ST. LOUIS — Sunshine and warmer temperatures have people going outside to soak it all in. But this time of year, that's not all outdoor revelers are soaking up. Tree pollen counts are high in St. Louis and spring allergy season is just getting started. 

"We're just at the start of spring pollen season," explained allergy and immunology physician Dr. Kim Waterhouse with SSM Health Medical Group. 

The start of any allergy season means more calls with complaints like those of St. Louis County resident, Kim Yonko.

"They started yesterday," Yonko told 5 On Your Side. "I've had a headache behind my right eye and a runny nose."

Yonko is only suffering from a few symptoms, but Dr. Waterhouse said there are lots more.

"Overall, people can just feel very itchy," she explained.
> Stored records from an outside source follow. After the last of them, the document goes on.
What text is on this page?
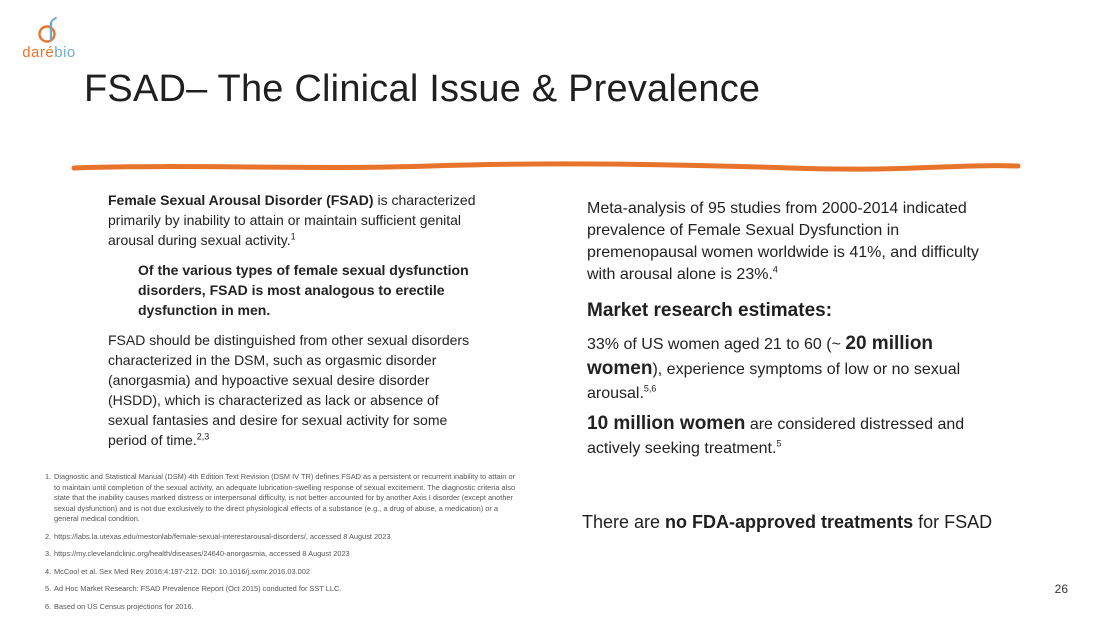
darébio
FSAD– The Clinical Issue & Prevalence

Female Sexual Arousal Disorder (FSAD) is characterized primarily by inability to attain or maintain sufficient genital arousal during sexual activity.$^1$

Of the various types of female sexual dysfunction disorders, FSAD is most analogous to erectile dysfunction in men.

FSAD should be distinguished from other sexual disorders characterized in the DSM, such as orgasmic disorder (anorgasmia) and hypoactive sexual desire disorder (HSDD), which is characterized as lack or absence of sexual fantasies and desire for sexual activity for some period of time.$^{2,3}$

1. Diagnostic and Statistical Manual (DSM) 4th Edition Text Revision (DSM IV TR) defines FSAD as a persistent or recurrent inability to attain or to maintain until completion of the sexual activity, an adequate lubrication-swelling response of sexual excitement. The diagnostic criteria also state that the inability causes marked distress or interpersonal difficulty, is not better accounted for by another Axis I disorder (except another sexual dysfunction) and is not due exclusively to the direct physiological effects of a substance (e.g., a drug of abuse, a medication) or a general medical condition.
2. https://labs.la.utexas.edu/mestonlab/female-sexual-interestarousal-disorders/, accessed 8 August 2023
3. https://my.clevelandclinic.org/health/diseases/24640-anorgasmia, accessed 8 August 2023
4. McCool et al. Sex Med Rev 2016;4:197-212. DOI: 10.1016/j.sxmr.2016.03.002
5. Ad Hoc Market Research: FSAD Prevalence Report (Oct 2015) conducted for SST LLC.
6. Based on US Census projections for 2016.

Meta-analysis of 95 studies from 2000-2014 indicated prevalence of Female Sexual Dysfunction in premenopausal women worldwide is 41%, and difficulty with arousal alone is 23%.$^4$

Market research estimates:

33% of US women aged 21 to 60 (~ 20 million women), experience symptoms of low or no sexual arousal.$^{5,6}$

10 million women are considered distressed and actively seeking treatment.$^5$

There are no FDA-approved treatments for FSAD
26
With COVID-19 on everyone's mind, Yonko said it's hard not to panic when you're not feeling 100%.

"Like most people, I think you panic at first. So, I take a deep breath and think about the symptoms," Yonko said.

Luckily Dr. Waterhouse said the signs of COVID-19 and allergies are rather different.

"Patients with COVID-19 typically start off just not really feeling well. They might be more tired, have some body aches, muscle aches and fever. Those are symptoms we do not see with seasonal allergies."

One symptom that does overlap a little with COVID-19 is coughing. 

"But that cough tends to occur mostly when you first lay down at night and when you first get up in the morning," Dr. Waterhouse explained. "And it should not be very severe."

Credit: KSDK

There are concerns about ibuprofen and COVID-19, but Dr. Waterhouse said there are no reports of issues with common allergy medicines.

"Anti-histamines such as Zyrtec or Allegra should still be safe to take," she said.

There also have been concerns about using steroid inhalers and increasing individuals' risk of contracting COVID-19. She said it's best to keep using them as prescribed.

"Patients with controlled asthma do better when battling a respiratory disease," she said.